Look for a structured framework

When we talk about generating a huge volume of the predicted outcome, we also have to consider that it should be understandable, actionable and measurable. An outcome that fails to give actionable insight makes the framework weak. For the insurance industry to map down the customer segment backed with the data must also help insurers to understand which products should be pitched into the clients. 

How can it be advantageous for the Insurance Industry?

When we talk about the business impact that the propensity model can bring to the insurance industry, we have to take note of the following:

Increase Customer Life Time Value

Customer lifetime value is the expected relationship with the customer in the future, and micro segmenting customers and deploying cross-sell campaigns from the propensity model can increase it. 

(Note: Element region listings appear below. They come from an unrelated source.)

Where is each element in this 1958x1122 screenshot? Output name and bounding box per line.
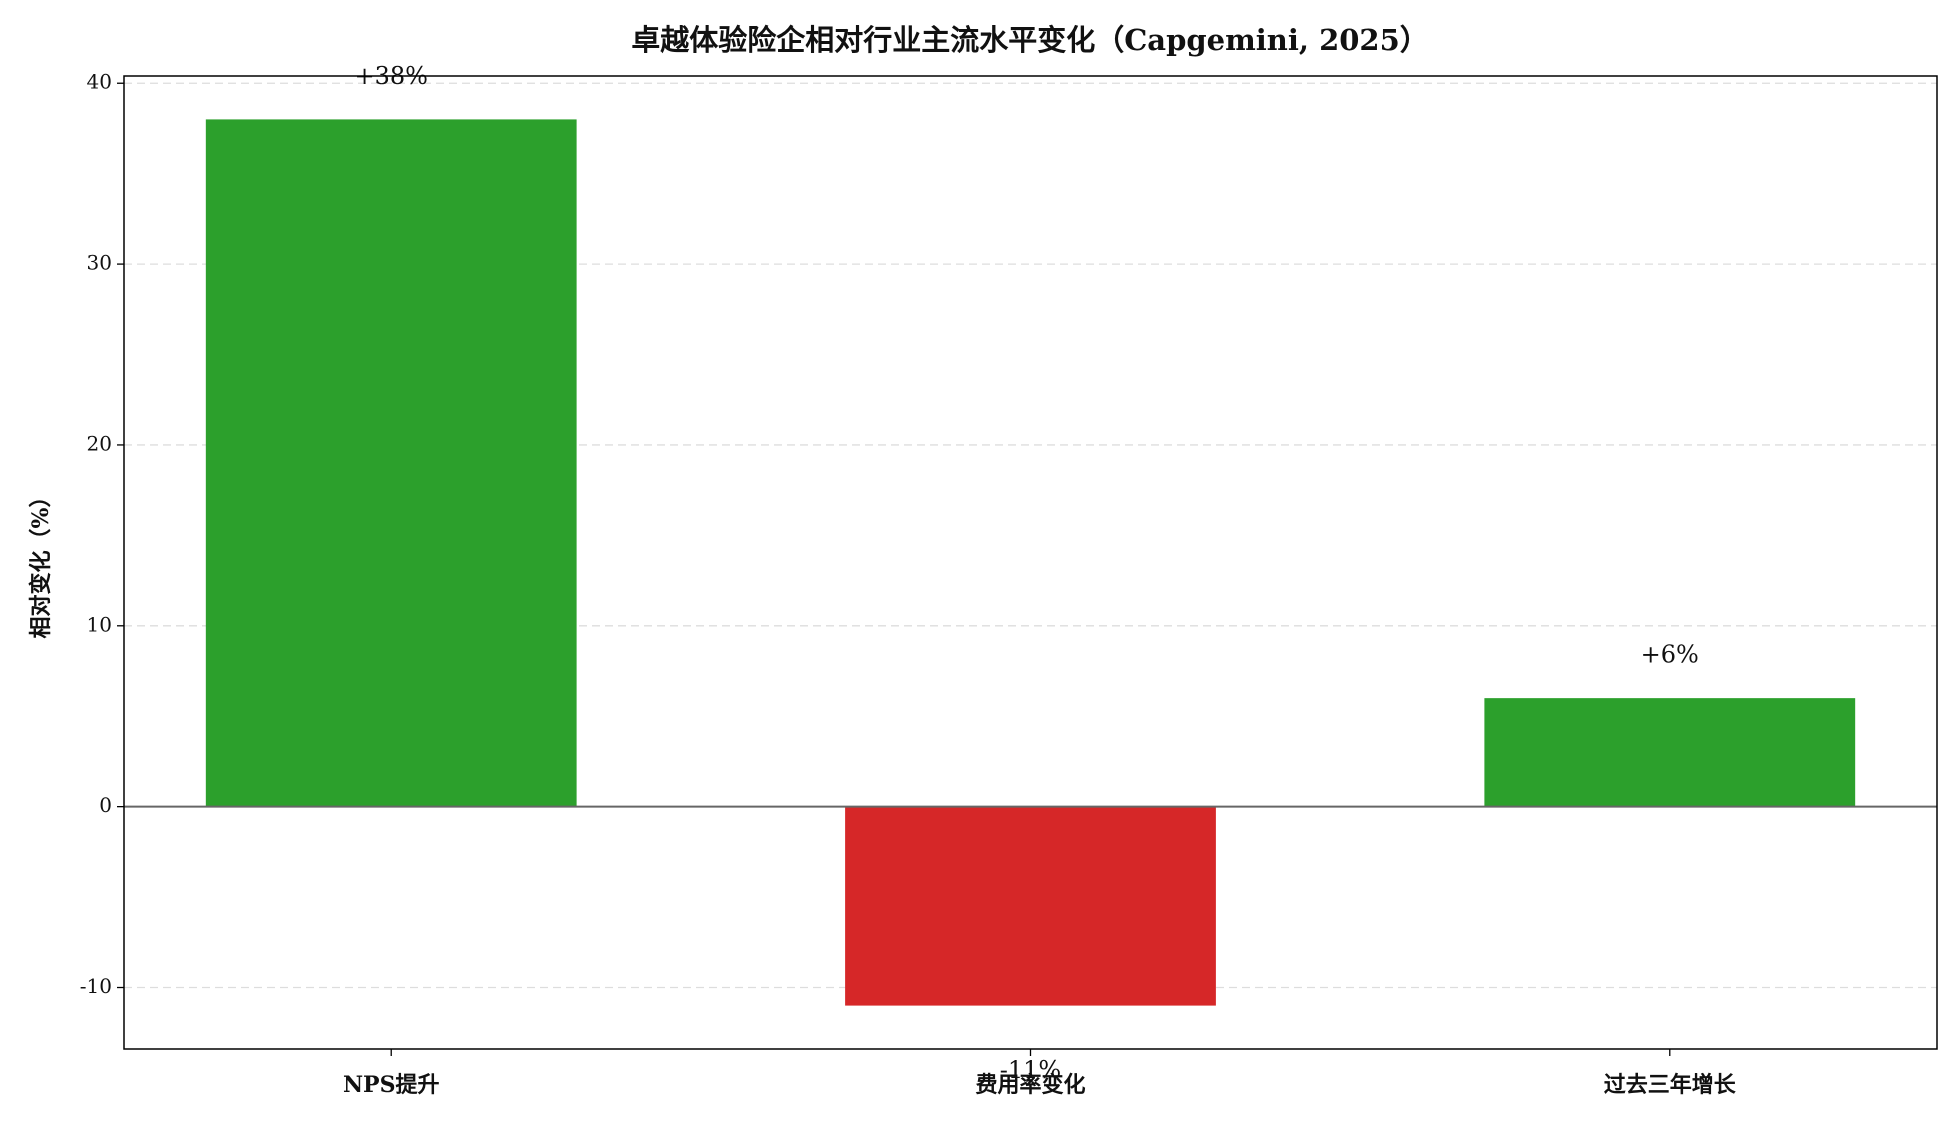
y-tick-label: 10 [87,612,112,636]
bar [1484,698,1856,807]
chart-title: 卓越体验险企相对行业主流水平变化（Capgemini, 2025） [631,23,1429,57]
x-tick-label: NPS提升 [343,1072,440,1098]
value-label: -11% [1000,1056,1061,1084]
y-tick-label: 40 [87,70,112,94]
bar [845,806,1216,1006]
y-tick-label: 30 [87,251,112,275]
x-tick-label: 费用率变化 [975,1072,1085,1098]
bar [205,119,577,807]
y-tick-label: -10 [80,974,112,998]
plot-frame [123,75,1938,1050]
y-tick-label: 20 [87,431,112,455]
y-tick-label: 0 [99,793,112,817]
value-label: +6% [1641,641,1699,669]
y-axis-label: 相对变化（%） [28,486,54,639]
x-tick-label: 过去三年增长 [1604,1072,1737,1098]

Increased accuracy in identifying potential targets in cross-selling

With cross-sell propensity model, insurers get an accurate picture of the customer preference. Analytic companies can deploy a decision tree model powered with AI, helping deliver transparent pictures to the insurers through a comprehensive dashboard. This unearths the powerful insight for a better direct targeting campaign.

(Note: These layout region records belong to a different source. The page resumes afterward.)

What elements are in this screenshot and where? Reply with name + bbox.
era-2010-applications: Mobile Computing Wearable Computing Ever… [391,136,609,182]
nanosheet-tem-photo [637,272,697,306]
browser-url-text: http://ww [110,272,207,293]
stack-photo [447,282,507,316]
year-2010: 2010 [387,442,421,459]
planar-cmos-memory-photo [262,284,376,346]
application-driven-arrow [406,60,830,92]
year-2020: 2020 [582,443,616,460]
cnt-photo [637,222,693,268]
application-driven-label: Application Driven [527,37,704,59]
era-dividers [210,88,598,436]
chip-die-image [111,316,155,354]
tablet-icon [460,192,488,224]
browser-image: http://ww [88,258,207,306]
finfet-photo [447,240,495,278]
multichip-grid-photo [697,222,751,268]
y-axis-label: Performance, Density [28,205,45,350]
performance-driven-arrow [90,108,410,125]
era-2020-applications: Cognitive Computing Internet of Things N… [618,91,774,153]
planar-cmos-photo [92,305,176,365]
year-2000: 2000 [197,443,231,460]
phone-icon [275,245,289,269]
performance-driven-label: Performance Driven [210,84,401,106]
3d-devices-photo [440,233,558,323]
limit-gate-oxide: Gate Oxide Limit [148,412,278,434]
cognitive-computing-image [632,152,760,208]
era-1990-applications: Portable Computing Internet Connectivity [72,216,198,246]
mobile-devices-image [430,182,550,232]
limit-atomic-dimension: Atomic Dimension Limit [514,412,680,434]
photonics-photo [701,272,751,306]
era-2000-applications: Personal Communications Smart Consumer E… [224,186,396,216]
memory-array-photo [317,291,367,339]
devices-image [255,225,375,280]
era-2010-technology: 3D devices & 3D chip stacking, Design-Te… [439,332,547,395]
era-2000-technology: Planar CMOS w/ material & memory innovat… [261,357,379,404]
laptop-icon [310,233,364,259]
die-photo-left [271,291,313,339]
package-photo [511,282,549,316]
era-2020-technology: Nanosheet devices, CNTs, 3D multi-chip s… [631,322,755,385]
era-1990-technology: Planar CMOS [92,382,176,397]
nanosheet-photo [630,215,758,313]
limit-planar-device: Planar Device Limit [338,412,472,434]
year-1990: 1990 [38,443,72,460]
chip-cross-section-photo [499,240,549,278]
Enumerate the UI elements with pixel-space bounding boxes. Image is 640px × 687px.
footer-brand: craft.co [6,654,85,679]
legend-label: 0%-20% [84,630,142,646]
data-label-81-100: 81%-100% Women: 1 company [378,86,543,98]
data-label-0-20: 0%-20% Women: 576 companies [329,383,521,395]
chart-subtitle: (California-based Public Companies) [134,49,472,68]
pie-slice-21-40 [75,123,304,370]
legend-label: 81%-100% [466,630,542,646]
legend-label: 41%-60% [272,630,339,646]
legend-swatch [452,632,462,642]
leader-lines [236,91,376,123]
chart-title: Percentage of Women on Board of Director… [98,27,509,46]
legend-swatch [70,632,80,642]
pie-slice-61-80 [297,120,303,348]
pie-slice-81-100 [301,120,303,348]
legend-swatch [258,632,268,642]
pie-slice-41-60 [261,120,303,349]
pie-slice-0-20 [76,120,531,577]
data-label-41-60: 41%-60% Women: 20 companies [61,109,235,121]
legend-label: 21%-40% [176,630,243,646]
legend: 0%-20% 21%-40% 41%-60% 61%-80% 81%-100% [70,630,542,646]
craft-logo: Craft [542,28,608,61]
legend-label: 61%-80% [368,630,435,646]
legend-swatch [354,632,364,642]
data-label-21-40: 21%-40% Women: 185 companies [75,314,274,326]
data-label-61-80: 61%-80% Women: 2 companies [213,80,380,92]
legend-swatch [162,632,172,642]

Deploy Propensity Model to Cross-sell right product to the right customer

In the insurance industry, the risk is vast for both the insurer and insured. Understanding the true value of insurance is cloaked under various risk. As customers worry about complex underwriting process and at the same time, insurers worry about low penetration of lined products. With the propensity model, insurers generate propensity score for customers, which helps in reducing wastage of resources through relevant marketing to the relevant customers for the relevant product. 

We have seen advancement in analytics and how it has been helping the insurance companies amidst the challenging time. Here are few listed business impacts we have noted among our clients after deploying cross-sell propensity model:

  • A comprehensive data platform has helped in getting easy access to insightful customer data, thus enhancing the effectiveness of cross-selling and up-sell.
  • As the conversion rate increases, the rejection rate decreases; therefore, the cost is optimised as cost per conversion drops. 
  • It becomes easier to achieve analytics maturity as now insurance companies are breaking the data silos and getting an actionable insight through data-driven strategy.